When you buy stock in the public stock market, everything feels relatively simple, right? When markets are open, you can buy, you can sell, you can view minute-by-minute changes to the price. Yeah. So having equity in a private company is not like that.
Equity, as we’ve already said, represents your ownership of a private company. And that ownership is really hard to access. Plus, there’s all this stuff involved with equity. You have to vest your shares, exercise your shares, and then you have to think about taxes. And if you’ve never encountered any of this before, it can make your head spin.
My name’s Jessica. And in the next couple lessons, we’re going to go really deep into Iris’ equity grant in order to understand two main things. First, how her options are going to vest. And second, how she can exercise her options in order to fully own her shares. Let’s dive in.
If you want to be an equity owner, you typically need to work for a company for a certain period of time. Companies use a process called vesting to encourage you to stay at the company longer.
Vesting is simple. It’s the process by which you earn the right to shares over a period of time. So you’ll want to understand how your equity vests when you get your options, because depending on the type of equity that you’re granted, your vesting can determine when you might be taxed or when you’re actually able to buy those shares.
There are different types of vesting structures. The most typical type of vesting structure is time-based. So over time you’ll vest more of your options or shares. But there are also other vesting structures, like an event-based structure. This is where your vesting is tied to a certain event, like an IPO or an individual sales target that you need to hit. The last type of vesting structure is a hybrid model, which combines the last two. When two events are required for vesting, that is called a double trigger. The most typical hybrid structure that we see is with a double-trigger RSU, which you may be familiar with if you’re at a later-stage private company.

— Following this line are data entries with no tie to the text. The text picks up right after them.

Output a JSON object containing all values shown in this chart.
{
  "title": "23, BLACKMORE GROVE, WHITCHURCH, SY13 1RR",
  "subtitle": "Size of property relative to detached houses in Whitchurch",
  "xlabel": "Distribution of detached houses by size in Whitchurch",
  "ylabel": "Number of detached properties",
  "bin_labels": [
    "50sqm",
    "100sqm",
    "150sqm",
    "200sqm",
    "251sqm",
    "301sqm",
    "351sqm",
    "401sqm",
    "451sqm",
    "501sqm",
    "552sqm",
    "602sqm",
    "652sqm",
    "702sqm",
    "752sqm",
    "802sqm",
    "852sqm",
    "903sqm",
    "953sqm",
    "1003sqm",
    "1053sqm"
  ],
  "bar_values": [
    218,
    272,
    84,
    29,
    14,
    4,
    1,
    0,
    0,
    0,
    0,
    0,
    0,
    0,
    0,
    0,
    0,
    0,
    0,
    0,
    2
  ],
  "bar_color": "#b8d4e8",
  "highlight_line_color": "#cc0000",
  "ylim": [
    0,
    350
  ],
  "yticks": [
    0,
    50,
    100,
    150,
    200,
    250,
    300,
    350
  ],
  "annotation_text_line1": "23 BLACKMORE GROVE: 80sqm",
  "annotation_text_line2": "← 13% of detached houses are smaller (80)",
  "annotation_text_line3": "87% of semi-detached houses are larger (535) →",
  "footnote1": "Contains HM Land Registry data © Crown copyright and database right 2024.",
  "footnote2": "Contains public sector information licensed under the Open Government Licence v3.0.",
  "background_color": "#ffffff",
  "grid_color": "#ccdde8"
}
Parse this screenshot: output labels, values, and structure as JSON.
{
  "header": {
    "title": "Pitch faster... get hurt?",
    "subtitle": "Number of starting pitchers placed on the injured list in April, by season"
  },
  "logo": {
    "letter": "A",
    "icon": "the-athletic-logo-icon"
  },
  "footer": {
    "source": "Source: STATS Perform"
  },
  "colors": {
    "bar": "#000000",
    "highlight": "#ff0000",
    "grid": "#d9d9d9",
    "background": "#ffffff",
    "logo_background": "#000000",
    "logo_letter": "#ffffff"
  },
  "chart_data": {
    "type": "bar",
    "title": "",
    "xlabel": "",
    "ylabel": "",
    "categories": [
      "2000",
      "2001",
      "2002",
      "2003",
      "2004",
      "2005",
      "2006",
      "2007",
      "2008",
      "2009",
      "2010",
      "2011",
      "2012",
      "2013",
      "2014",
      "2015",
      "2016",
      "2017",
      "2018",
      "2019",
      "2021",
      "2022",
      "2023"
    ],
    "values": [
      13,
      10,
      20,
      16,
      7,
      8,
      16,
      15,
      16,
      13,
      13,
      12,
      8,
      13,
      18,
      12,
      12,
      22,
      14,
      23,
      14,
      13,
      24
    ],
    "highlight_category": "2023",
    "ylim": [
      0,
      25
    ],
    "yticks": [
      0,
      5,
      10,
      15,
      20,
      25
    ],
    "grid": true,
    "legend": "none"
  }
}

OK, great. Now we have the basics. So let’s run through an example with Iris using one of the more common vesting structures we see in the marketplace, a four-year vest with a one-year cliff.
If you look at Iris’ equity grant agreement, the date of the grant was January first, 2021. So let’s fast forward exactly one year. At this point, Iris has been working at her company for one year and she’s just hit what’s called the one-year cliff.

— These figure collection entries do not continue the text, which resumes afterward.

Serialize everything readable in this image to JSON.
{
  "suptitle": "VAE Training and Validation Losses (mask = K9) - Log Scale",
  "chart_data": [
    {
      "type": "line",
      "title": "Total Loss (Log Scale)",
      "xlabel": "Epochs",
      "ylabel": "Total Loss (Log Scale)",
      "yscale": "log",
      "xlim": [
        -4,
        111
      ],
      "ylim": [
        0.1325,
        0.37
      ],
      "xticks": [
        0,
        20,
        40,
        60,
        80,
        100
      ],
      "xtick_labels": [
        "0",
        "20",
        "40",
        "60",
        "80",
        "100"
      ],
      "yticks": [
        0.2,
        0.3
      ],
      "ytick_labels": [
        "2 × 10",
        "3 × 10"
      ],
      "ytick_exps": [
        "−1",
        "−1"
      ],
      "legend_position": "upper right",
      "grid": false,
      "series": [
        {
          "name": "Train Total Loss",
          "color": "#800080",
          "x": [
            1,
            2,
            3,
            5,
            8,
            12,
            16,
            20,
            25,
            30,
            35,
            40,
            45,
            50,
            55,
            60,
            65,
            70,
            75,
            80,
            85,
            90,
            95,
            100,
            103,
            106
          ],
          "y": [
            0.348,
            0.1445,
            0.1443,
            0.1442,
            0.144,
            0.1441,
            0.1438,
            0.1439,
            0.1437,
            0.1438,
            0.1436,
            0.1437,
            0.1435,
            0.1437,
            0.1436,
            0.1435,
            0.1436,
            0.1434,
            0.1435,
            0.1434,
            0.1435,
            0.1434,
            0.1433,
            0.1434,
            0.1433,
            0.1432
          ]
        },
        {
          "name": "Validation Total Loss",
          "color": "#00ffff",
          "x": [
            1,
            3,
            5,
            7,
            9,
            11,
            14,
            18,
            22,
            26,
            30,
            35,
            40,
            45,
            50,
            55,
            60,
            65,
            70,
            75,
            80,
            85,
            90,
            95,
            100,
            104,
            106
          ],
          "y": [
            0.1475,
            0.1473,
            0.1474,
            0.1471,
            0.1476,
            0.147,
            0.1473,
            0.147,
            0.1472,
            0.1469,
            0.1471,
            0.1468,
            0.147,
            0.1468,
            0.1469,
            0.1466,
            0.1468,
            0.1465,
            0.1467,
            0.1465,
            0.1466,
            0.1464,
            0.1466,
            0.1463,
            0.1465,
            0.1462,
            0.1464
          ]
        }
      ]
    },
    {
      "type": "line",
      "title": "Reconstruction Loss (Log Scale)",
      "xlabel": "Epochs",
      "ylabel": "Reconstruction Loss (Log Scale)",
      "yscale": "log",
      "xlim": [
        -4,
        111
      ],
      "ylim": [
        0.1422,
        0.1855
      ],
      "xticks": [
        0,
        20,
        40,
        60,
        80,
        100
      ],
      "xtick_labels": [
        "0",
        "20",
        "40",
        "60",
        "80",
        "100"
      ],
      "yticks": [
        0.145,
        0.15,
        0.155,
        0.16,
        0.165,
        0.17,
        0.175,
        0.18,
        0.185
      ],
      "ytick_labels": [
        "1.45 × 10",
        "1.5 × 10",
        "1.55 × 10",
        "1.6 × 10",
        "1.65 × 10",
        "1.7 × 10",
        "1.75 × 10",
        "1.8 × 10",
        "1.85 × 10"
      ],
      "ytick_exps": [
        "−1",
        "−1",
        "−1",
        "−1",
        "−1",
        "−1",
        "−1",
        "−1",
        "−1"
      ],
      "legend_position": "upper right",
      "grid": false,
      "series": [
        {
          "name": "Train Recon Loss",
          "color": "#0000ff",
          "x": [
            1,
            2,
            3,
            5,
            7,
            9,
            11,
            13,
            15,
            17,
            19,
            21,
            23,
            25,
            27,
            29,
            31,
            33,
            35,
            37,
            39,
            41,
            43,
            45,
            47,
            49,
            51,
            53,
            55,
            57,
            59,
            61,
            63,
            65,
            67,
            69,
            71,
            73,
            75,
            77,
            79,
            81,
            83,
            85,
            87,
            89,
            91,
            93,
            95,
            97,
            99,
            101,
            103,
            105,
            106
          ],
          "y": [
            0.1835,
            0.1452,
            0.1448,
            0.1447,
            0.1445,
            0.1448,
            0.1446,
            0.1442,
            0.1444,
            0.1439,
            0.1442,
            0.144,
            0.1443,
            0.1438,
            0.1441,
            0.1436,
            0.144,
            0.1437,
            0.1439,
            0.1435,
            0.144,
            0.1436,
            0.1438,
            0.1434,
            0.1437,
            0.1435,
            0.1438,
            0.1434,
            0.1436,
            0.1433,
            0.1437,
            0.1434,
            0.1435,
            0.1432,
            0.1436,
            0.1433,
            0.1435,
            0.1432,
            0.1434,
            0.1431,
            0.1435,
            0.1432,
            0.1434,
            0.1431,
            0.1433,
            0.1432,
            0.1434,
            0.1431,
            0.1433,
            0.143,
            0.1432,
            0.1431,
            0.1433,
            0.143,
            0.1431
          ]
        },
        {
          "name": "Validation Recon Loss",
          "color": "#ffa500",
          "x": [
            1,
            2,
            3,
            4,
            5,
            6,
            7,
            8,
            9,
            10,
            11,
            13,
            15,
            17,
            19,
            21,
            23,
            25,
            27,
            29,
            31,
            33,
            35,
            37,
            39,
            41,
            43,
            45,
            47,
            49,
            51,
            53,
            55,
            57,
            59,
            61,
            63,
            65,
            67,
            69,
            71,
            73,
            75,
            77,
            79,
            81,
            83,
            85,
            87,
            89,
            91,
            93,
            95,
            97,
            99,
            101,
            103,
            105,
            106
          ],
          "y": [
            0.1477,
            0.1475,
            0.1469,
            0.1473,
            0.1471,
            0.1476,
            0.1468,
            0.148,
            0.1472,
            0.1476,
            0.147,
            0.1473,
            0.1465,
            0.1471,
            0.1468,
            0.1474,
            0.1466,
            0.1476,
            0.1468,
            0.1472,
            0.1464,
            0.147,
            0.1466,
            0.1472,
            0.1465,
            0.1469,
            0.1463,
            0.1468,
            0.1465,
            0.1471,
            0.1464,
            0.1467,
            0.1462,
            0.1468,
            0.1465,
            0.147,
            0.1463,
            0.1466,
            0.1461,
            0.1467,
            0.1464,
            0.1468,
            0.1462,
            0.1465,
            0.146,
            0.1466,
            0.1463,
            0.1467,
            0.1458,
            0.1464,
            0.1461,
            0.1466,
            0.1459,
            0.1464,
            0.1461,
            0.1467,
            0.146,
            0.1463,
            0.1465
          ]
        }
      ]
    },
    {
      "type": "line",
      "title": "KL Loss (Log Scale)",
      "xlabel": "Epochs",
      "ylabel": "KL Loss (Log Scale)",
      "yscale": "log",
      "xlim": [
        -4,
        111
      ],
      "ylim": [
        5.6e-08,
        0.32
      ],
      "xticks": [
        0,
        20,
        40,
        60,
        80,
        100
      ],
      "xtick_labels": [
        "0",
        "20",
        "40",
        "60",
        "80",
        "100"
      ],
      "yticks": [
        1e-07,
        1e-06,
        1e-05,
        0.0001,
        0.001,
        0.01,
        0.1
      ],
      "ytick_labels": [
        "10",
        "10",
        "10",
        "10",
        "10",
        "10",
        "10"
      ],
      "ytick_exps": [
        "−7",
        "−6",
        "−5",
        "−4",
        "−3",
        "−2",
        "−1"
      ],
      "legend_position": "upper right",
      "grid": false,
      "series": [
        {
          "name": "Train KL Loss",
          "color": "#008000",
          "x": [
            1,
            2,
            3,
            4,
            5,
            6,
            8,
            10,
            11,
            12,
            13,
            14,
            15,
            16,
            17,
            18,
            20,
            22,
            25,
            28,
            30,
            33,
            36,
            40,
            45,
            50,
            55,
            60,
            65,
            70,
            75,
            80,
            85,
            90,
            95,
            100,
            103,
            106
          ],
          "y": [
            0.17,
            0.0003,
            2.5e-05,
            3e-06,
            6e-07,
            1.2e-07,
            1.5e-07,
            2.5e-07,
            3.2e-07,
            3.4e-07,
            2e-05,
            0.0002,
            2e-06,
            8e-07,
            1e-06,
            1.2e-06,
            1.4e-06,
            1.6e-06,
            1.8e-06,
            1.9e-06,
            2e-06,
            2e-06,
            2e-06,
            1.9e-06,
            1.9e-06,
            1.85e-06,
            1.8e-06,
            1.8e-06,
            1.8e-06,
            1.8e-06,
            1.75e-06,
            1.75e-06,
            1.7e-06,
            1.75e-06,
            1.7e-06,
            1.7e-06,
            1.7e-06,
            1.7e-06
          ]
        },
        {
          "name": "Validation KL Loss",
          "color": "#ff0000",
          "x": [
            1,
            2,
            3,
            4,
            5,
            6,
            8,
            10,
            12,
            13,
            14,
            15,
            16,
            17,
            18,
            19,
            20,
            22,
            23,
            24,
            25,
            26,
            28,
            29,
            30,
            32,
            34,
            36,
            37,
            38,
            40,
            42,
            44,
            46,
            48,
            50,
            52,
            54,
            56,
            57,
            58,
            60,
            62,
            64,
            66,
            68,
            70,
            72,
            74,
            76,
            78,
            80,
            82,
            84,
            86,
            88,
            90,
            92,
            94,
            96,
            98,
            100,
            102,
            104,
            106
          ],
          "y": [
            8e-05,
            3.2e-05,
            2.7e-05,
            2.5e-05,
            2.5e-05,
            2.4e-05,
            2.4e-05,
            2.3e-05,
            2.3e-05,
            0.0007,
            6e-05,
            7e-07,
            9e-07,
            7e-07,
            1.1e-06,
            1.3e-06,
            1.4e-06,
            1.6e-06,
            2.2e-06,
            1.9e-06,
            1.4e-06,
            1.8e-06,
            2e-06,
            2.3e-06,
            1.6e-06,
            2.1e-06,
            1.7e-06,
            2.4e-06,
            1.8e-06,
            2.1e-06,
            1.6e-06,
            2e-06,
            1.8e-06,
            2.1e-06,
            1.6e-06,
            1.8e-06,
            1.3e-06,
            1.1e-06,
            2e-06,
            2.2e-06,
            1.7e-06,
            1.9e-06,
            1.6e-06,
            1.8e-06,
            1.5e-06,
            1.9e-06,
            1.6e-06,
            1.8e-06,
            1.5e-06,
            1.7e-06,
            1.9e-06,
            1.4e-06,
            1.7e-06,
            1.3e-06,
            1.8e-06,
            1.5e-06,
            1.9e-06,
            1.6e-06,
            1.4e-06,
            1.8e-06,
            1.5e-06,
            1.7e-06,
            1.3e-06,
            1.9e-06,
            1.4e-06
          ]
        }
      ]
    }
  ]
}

If we take a look at this diagram, we can see that time is on the horizontal axis. And the number of options that Iris has been granted is on the vertical axis. Iris has just reached the one-year mark, which is the one-year cliff that we talk about.
At this point, Iris instantly vests one quarter—or a thousand—of her incentive stock options. Remember she has 4,000 total. So 1,000 is one quarter of that. This is how the one-year cliff works. For the first year of her employment, Iris doesn’t have any vested options. Then when she hits the one-year mark, the first fourth of her entire equity grant is vested in one lump sum.
Everything she’s vested, she is now officially able to exercise, or purchase. And all the shares that she hasn’t vested are known as options outstanding. After she hits the one-year cliff, Iris will start vesting in more frequent increments. Could be monthly, or quarterly. It all depends on what’s specified in her grant agreement.
So now let’s fast-forward all the way to the end of four years. And as you can see, Iris has fully vested her entire equity grant. This is a big moment for her. So we’re going to throw her a little confetti party to celebrate.
When you get close to the end of an equity grant vesting period, the company might give you a new grant called a refresh grant, because they usually want to have some future equity in play as you’re working with the company.